3. Maximize educational value: Efforts must be made to preserve educational quality and content, limit educational cost, and leverage unique opportunities that may only be available during this time. Educators and programs should do the following:
- Adapt teaching to reflect changes in the hospital environment. A student may have spent more time on the phone with a patient; the nurse may have examined the patient; a resident may have vital sign and lab data; the attending may have spoken to the family or know about local policy changes affecting care. The usual modes of rounding should adapt, focusing on sharing and synthesizing multisource data to generate rapid, intelligent plans while mitigating risk.
- Turn the potential challenge of diminished access to previously routine diagnostic testing into an opportunity for trainees to assertively develop clinical skills often underutilized in practice environments without resource limitation.
- Discuss learning opportunities for healthcare ethics. Multiple aspects of this pandemic raise ethical issues around allocation of scarce resources and principles such as contingency and crisis standards of care: the availability and application of testing, potential changes to patient triage standards in which patients sicker than ever may be sent home, and crisis allocation of life support resources.

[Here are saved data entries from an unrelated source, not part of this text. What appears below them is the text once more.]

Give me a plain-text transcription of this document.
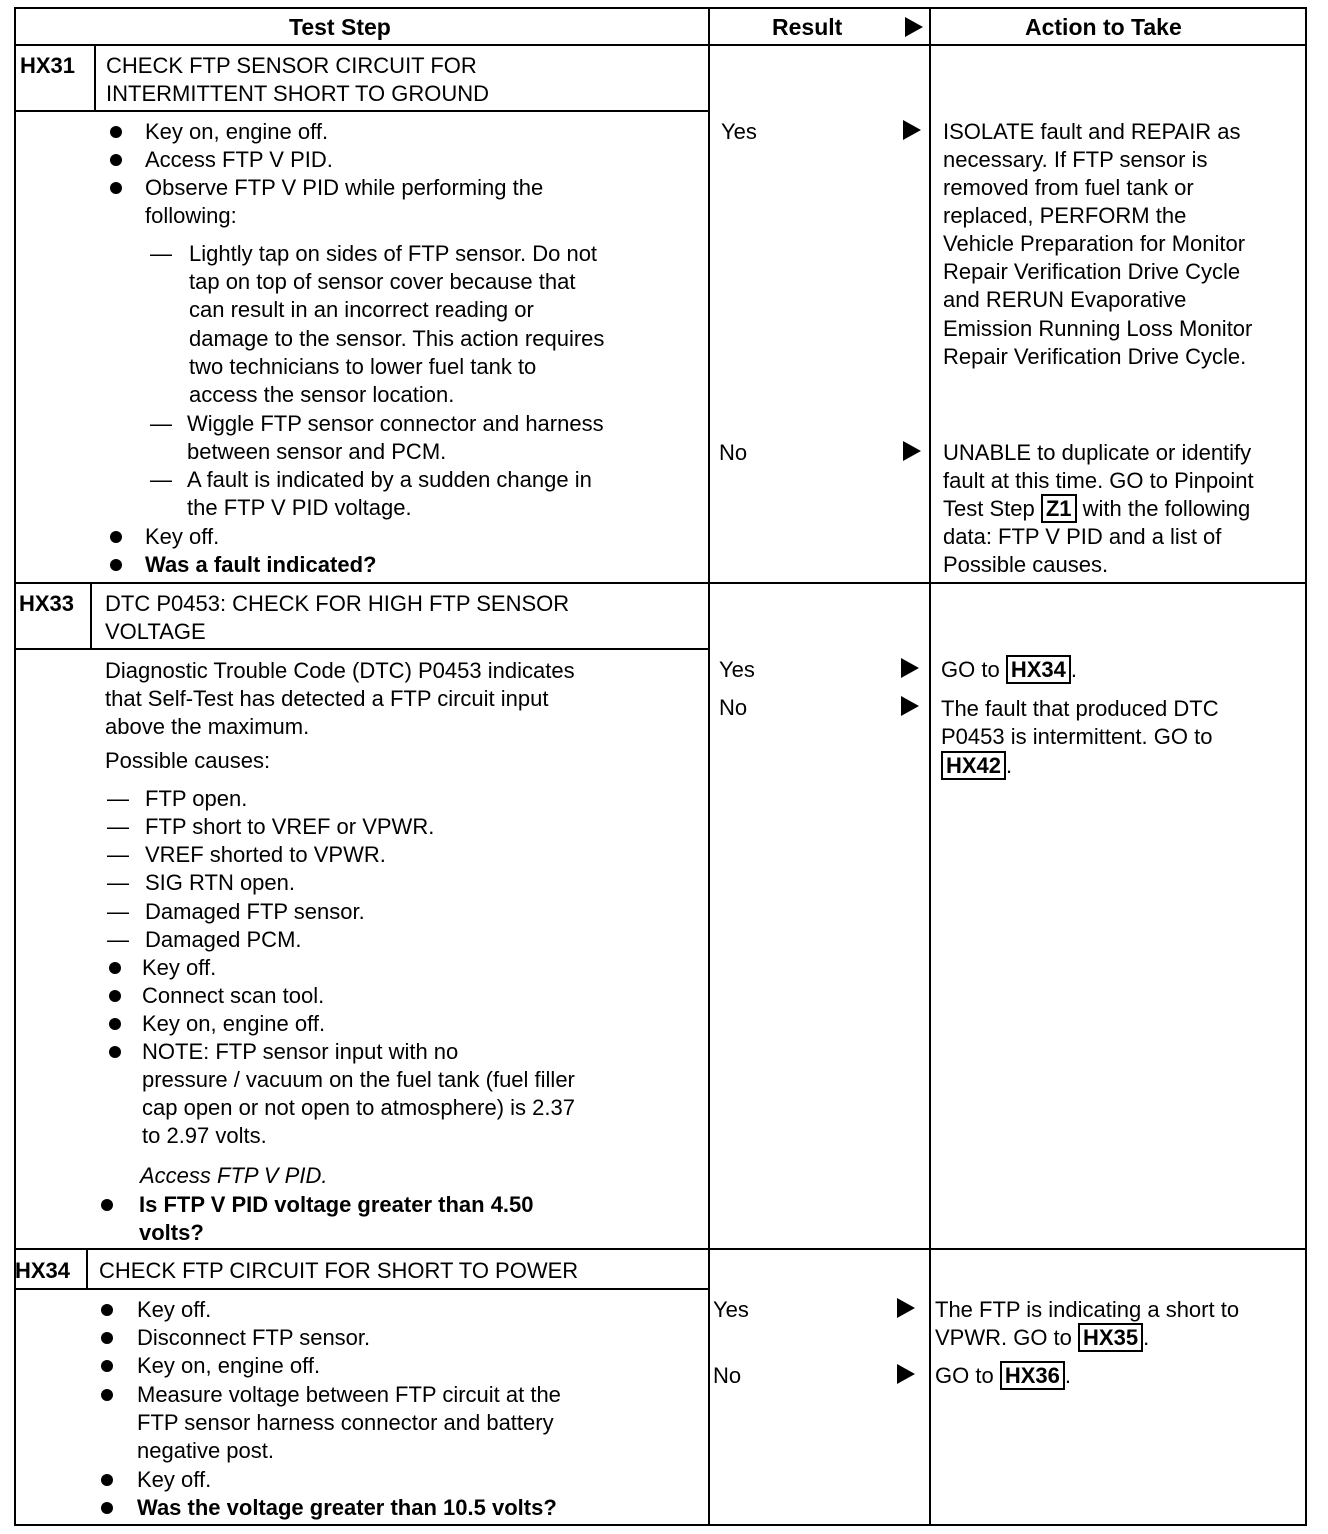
Test Step	Result	Action to Take
HX31 CHECK FTP SENSOR CIRCUIT FOR
INTERMITTENT SHORT TO GROUND
Key on, engine off.
Access FTP V PID.
Observe FTP V PID while performing the
following:
— Lightly tap on sides of FTP sensor. Do not
tap on top of sensor cover because that
can result in an incorrect reading or
damage to the sensor. This action requires
two technicians to lower fuel tank to
access the sensor location.
— Wiggle FTP sensor connector and harness
between sensor and PCM.
— A fault is indicated by a sudden change in
the FTP V PID voltage.
Key off.
Was a fault indicated?
Yes	ISOLATE fault and REPAIR as
necessary. If FTP sensor is
removed from fuel tank or
replaced, PERFORM the
Vehicle Preparation for Monitor
Repair Verification Drive Cycle
and RERUN Evaporative
Emission Running Loss Monitor
Repair Verification Drive Cycle.
No	UNABLE to duplicate or identify
fault at this time. GO to Pinpoint
Test Step Z1 with the following
data: FTP V PID and a list of
Possible causes.
HX33 DTC P0453: CHECK FOR HIGH FTP SENSOR
VOLTAGE
Diagnostic Trouble Code (DTC) P0453 indicates
that Self-Test has detected a FTP circuit input
above the maximum.
Possible causes:
— FTP open.
— FTP short to VREF or VPWR.
— VREF shorted to VPWR.
— SIG RTN open.
— Damaged FTP sensor.
— Damaged PCM.
Key off.
Connect scan tool.
Key on, engine off.
NOTE: FTP sensor input with no
pressure / vacuum on the fuel tank (fuel filler
cap open or not open to atmosphere) is 2.37
to 2.97 volts.
Access FTP V PID.
Is FTP V PID voltage greater than 4.50
volts?
Yes	GO to HX34 .
No	The fault that produced DTC
P0453 is intermittent. GO to
HX42 .
HX34 CHECK FTP CIRCUIT FOR SHORT TO POWER
Key off.
Disconnect FTP sensor.
Key on, engine off.
Measure voltage between FTP circuit at the
FTP sensor harness connector and battery
negative post.
Key off.
Was the voltage greater than 10.5 volts?
Yes	The FTP is indicating a short to
VPWR. GO to HX35 .
No	GO to HX36 .
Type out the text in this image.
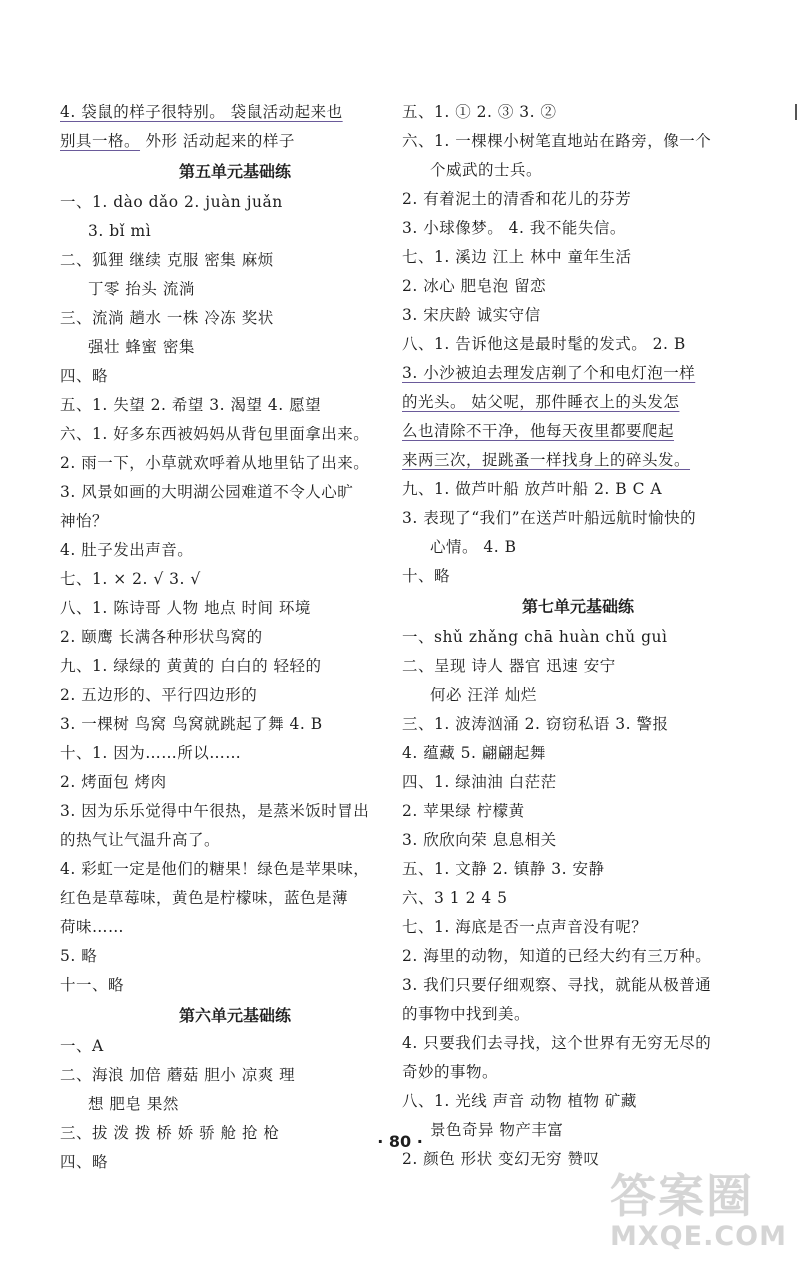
4. 袋鼠的样子很特别。 袋鼠活动起来也
别具一格。 外形 活动起来的样子
第五单元基础练
一、1. dào dǎo 2. juàn juǎn
3. bǐ mì
二、狐狸 继续 克服 密集 麻烦
丁零 抬头 流淌
三、流淌 趟水 一株 冷冻 奖状
强壮 蜂蜜 密集
四、略
五、1. 失望 2. 希望 3. 渴望 4. 愿望
六、1. 好多东西被妈妈从背包里面拿出来。
2. 雨一下，小草就欢呼着从地里钻了出来。
3. 风景如画的大明湖公园难道不令人心旷
神怡？
4. 肚子发出声音。
七、1. × 2. √ 3. √
八、1. 陈诗哥 人物 地点 时间 环境
2. 颐鹰 长满各种形状鸟窝的
九、1. 绿绿的 黄黄的 白白的 轻轻的
2. 五边形的、平行四边形的
3. 一棵树 鸟窝 鸟窝就跳起了舞 4. B
十、1. 因为……所以……
2. 烤面包 烤肉
3. 因为乐乐觉得中午很热，是蒸米饭时冒出
的热气让气温升高了。
4. 彩虹一定是他们的糖果！绿色是苹果味，
红色是草莓味，黄色是柠檬味，蓝色是薄
荷味……
5. 略
十一、略
第六单元基础练
一、A
二、海浪 加倍 蘑菇 胆小 凉爽 理
想 肥皂 果然
三、拔 泼 拨 桥 娇 骄 舱 抢 枪
四、略
五、1. ① 2. ③ 3. ②
六、1. 一棵棵小树笔直地站在路旁，像一个
个威武的士兵。
2. 有着泥土的清香和花儿的芬芳
3. 小球像梦。 4. 我不能失信。
七、1. 溪边 江上 林中 童年生活
2. 冰心 肥皂泡 留恋
3. 宋庆龄 诚实守信
八、1. 告诉他这是最时髦的发式。 2. B
3. 小沙被迫去理发店剃了个和电灯泡一样
的光头。 姑父呢，那件睡衣上的头发怎
么也清除不干净，他每天夜里都要爬起
来两三次，捉跳蚤一样找身上的碎头发。
九、1. 做芦叶船 放芦叶船 2. B C A
3. 表现了“我们”在送芦叶船远航时愉快的
心情。 4. B
十、略
第七单元基础练
一、shǔ zhǎng chā huàn chǔ guì
二、呈现 诗人 器官 迅速 安宁
何必 汪洋 灿烂
三、1. 波涛汹涌 2. 窃窃私语 3. 警报
4. 蕴藏 5. 翩翩起舞
四、1. 绿油油 白茫茫
2. 苹果绿 柠檬黄
3. 欣欣向荣 息息相关
五、1. 文静 2. 镇静 3. 安静
六、3 1 2 4 5
七、1. 海底是否一点声音没有呢？
2. 海里的动物，知道的已经大约有三万种。
3. 我们只要仔细观察、寻找，就能从极普通
的事物中找到美。
4. 只要我们去寻找，这个世界有无穷无尽的
奇妙的事物。
八、1. 光线 声音 动物 植物 矿藏
景色奇异 物产丰富
2. 颜色 形状 变幻无穷 赞叹
· 80 ·
答案圈
MXQE.COM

- Highlight opportunities to support interprofessional education and collaborative practice. As traditional professional boundaries are temporarily blurred, we may find nurses asking gowned physicians to perform nursing tasks (eg, inflate blood pressure cuffs). Physicians may ask nurses for patient-related information (eg, physical examination findings), all to limit collective risk, maximize efficiency, and minimize the use of scarce PPE.
- Teach telemedicine. This is an opportunity to create a cadre of clinicians adept with this type of practice for the future—even outside pandemics. Now may be the time for virtual visits to be better integrated into clinical practice, which has been of interest to patients and providers for some time, and to address the constraints of reimbursement policies.
- Provide explicit role modeling to ensure learners recognize and learn from the key components of faculty activity—modeling communication skills, engaging in clinical reasoning, or navigating clinical and professional uncertainty.16 For example, faculty could share their clinical reasoning regarding diagnosis of respiratory complaints. While COVID-19 may be the most urgent diagnostic consideration, educators can emphasize the risk and implications of anchoring bias as an important cause of diagnostic errors.
- Identify opportunities for educational scholarship around these and other changes resulting from the pandemic. Seek to engage learners in this work.